Abuolba and Nour say they have ongoing concerns of their loved ones safety after knowing the stress it brought into Nour’s childhood.

“When I contacted the American Embassy, they were kind of nice to us because they sent a message that you can evacuate your father and mother and your youngest sister that she’s under 21," Nour said. "But I have another four members of my family that more above 21. And they, one of them is married, so my father and mother can not leave behind my siblings. They are not responsible and they cannot live without them. I think this is very, very devastating."

Even seeking refuge in a country further away from the conflict is a challenge.

“I've tried several times where I have him escape Gaza to Egypt. Now the Egyptians are asking every person across the border to pay $5,000 for each person leaving Gaza. So in other words, either you pay $5,000 to get to exit Egypt and be safe, or if you don’t have any money, stay in Gaza and die,” Abuolba said. “I got my brother, his wife too. He's got three kids. Five people. So five people took about $25,000 just to enter Egypt. We don’t have that kind of money. We don’t. I got kids. I got two children. Got to pay for private school. I got bills to pay. I just don’t have the kind of money laying round to pay Egyptians to let my brother enter.”

The cost of their combined family members to cross the border adds up to more than $80,000. However, paying these dues still wouldn’t guarantee their family members safety because it’s dangerous to travel anywhere for too long, especially without supplies needed to survive, and from Egypt, Palestinians would need to continue on to Jordan, where they can obtain a green card. That would cost additional money, plus the cost of traveling to the U.S.

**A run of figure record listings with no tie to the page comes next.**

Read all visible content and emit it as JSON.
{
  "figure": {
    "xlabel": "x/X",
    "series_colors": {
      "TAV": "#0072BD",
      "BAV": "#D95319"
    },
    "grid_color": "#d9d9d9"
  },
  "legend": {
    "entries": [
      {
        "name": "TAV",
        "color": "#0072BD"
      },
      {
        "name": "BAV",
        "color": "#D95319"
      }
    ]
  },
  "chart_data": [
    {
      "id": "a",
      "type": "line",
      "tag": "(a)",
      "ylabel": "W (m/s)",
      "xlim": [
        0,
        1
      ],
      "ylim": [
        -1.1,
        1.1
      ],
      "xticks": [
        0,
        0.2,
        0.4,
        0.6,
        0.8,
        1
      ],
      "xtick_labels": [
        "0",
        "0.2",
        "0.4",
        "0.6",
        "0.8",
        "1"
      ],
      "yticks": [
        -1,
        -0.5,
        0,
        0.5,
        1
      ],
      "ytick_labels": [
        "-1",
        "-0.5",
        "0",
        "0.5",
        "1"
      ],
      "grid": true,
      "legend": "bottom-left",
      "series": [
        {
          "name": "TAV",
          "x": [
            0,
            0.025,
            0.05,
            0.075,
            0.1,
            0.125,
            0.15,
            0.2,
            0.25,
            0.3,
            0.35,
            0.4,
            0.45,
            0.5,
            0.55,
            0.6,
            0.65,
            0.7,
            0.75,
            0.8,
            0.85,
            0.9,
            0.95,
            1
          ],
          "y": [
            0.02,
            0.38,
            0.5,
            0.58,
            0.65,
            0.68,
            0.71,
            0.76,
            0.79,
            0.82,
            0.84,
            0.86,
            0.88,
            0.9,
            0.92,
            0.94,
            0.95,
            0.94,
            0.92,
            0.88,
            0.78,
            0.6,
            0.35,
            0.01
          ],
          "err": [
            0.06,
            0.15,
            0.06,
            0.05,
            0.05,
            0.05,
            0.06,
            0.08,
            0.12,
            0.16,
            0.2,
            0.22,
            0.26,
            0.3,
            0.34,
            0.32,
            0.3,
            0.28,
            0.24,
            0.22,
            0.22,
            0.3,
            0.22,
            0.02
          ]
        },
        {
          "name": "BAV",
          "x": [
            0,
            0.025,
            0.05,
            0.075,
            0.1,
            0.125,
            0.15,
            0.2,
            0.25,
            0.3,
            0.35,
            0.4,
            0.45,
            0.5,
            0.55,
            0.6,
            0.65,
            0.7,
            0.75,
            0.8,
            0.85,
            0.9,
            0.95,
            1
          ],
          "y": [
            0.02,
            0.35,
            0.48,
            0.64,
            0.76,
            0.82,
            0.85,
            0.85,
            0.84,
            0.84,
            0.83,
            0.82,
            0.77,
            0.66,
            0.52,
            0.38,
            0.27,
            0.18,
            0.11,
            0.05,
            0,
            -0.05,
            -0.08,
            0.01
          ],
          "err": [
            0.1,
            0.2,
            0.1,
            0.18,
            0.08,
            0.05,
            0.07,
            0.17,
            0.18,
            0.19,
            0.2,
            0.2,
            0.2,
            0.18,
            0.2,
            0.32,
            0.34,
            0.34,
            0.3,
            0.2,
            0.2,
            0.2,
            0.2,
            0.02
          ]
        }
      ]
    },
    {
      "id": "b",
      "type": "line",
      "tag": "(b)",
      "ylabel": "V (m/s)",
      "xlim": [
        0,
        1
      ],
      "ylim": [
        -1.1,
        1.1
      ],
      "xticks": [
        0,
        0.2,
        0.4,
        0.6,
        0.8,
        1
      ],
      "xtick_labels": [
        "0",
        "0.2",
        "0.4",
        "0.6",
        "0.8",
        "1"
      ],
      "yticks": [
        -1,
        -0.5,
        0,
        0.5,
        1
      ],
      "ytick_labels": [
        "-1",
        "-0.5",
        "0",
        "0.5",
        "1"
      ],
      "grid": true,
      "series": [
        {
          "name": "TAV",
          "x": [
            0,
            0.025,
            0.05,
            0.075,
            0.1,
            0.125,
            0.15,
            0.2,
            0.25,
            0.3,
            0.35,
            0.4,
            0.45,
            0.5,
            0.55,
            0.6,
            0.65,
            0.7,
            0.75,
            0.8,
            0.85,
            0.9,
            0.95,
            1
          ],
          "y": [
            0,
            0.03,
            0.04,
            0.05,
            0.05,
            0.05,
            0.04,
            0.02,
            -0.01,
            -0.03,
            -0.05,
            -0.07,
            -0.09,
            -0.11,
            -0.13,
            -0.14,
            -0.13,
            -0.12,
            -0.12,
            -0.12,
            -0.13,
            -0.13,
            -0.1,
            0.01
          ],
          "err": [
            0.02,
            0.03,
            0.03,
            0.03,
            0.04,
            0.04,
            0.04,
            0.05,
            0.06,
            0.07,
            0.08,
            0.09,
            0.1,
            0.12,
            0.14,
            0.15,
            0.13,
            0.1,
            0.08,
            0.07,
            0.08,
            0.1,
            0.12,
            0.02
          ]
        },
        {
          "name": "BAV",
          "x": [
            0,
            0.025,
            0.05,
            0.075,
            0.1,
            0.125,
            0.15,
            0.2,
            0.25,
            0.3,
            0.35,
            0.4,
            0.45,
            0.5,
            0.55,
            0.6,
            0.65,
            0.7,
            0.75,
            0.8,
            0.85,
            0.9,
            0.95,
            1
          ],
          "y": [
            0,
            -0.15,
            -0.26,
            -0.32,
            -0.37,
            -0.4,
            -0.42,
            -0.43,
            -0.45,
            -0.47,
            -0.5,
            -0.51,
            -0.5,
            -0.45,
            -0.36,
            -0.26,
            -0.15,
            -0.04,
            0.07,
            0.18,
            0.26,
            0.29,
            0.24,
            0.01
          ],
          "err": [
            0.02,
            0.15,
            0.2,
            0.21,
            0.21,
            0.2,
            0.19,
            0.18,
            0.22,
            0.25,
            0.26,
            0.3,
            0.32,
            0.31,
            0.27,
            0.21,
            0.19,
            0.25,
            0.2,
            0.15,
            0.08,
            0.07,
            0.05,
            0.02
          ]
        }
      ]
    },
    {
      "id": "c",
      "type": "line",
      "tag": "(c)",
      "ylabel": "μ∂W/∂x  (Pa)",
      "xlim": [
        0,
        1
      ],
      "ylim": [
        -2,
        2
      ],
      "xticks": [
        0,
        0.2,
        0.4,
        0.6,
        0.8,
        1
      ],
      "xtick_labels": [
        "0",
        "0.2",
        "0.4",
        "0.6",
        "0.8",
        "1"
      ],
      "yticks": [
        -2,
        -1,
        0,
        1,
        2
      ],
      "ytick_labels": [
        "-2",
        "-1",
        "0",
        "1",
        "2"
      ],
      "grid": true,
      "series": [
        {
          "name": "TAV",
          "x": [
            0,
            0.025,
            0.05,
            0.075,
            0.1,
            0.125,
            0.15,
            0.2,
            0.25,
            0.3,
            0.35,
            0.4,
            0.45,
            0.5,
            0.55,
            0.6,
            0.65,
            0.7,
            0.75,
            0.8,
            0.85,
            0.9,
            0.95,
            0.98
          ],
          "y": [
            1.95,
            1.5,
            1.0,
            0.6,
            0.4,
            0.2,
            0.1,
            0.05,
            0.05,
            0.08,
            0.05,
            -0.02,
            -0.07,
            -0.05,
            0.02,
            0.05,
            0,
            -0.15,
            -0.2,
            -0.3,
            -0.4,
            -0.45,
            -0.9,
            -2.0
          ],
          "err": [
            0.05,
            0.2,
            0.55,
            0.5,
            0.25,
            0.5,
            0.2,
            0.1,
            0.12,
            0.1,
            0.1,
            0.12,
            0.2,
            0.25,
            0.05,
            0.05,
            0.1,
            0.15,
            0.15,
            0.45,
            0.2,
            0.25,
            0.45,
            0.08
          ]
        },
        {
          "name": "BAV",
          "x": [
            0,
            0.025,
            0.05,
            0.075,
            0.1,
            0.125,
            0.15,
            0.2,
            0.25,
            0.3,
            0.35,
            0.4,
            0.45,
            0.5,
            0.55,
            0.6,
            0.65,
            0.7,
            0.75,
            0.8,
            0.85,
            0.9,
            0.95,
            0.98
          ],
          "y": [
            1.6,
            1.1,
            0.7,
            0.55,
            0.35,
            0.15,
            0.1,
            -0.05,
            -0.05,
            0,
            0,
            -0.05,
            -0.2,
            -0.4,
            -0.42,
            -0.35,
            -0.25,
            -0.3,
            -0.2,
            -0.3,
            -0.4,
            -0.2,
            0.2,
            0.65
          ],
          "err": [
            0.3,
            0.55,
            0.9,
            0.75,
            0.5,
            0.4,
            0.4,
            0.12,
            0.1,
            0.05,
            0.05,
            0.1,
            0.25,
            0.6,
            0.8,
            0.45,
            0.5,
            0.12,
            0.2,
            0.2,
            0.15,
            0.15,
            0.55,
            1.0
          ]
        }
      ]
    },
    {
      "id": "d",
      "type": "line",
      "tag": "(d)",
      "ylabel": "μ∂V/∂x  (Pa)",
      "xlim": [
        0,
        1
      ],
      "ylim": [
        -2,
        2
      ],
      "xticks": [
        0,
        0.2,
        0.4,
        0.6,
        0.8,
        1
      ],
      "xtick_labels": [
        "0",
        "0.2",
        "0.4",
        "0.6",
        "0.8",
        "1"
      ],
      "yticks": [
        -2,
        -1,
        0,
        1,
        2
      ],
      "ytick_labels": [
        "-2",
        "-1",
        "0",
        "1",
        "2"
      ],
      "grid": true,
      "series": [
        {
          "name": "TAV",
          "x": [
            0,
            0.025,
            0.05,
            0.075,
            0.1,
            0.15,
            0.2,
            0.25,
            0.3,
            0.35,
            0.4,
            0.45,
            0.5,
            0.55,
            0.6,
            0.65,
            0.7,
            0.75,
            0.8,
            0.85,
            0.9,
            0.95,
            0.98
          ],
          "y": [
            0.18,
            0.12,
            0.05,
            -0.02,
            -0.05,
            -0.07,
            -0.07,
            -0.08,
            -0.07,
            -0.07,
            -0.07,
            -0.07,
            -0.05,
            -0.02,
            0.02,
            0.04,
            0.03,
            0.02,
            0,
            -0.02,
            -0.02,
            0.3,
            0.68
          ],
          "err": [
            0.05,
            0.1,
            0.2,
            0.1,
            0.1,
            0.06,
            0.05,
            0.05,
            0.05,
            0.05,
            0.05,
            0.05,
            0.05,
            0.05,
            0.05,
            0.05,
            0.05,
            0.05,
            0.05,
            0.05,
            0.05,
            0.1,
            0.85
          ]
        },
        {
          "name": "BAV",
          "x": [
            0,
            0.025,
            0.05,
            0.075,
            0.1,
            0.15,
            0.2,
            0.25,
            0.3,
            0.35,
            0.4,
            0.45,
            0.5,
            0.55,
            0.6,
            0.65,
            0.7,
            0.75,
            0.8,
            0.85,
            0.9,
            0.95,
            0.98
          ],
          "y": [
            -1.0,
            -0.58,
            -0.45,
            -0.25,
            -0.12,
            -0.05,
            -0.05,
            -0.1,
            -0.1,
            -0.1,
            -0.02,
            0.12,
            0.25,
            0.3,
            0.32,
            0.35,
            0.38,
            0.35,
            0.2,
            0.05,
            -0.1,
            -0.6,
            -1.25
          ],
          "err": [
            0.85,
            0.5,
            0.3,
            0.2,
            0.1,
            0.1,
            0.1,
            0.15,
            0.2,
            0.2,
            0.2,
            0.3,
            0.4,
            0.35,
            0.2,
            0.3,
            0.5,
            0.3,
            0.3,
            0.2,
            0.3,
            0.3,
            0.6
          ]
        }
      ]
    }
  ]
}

“$25,000 I’m paying just to let them in Egypt. That’s it. So if you want to sleep in Egypt, pay rent, food, this and that, you are on your own. And we can not bring them to the U.S. because they don’t have a visa,” Abuolba said. “Even if my brother goes to the U.S. Embassy, they're going to decline his visa, OK, because no one comes into he United States without getting the green light from the White House. So if my brother exits Gaza, he just sits in Egypt in a safe place until, we’re hoping, the war’s end.”

Abuolba and Nour have two children of their own. Their 4- and 5-year-olds are well aware and fearful from the conflict happening around their loved ones.

“Sometimes they ask me, 'you want to meet your mom? When you and her will come?' And, 'do you think your mom is in danger?' So, they keep asking, they keep asking and I don’t know if everything would be OK, but absolutely, they understand everything,” Nour said.

She recently graduated with her doctorate degree. It was an accomplishment her family was looking forward to celebrating with her in New York. It’s another occasion taken away from them due to the dangers happening in Gaza.

“It is very hard, you know, because we were supposed to celebrate together here. And because I also I got my certification in April, and it was a precise date, but they couldn’t. We couldn’t leave Gaza Strip and leave behind their kids. It’s very hard for them as a mother and father, just to think of all what we are thinking about, just we want to make all my family members, all of the kids safe,” she said. “I remember all of my family members waited for this graduation moment and my father told me we will meet each other. We want to organize big celebrations and all of them were proud of me to reach this point, but, we cannot do it. We don’t care about all of our birthdays, our anniversary days or graduations. We're just waiting. We are just waiting to celebrate with them. We hope that we can meet them again.”

The couple awaits a safe haven for their loved ones, or an end to the war.

“We keep our fingers crossed, you know, to get a couple of people from Gaza to the U.S. as a refugee and get them here safe and stop the war, stop the blood on the street, stop this and that. It’s just too much,” Abuolba said.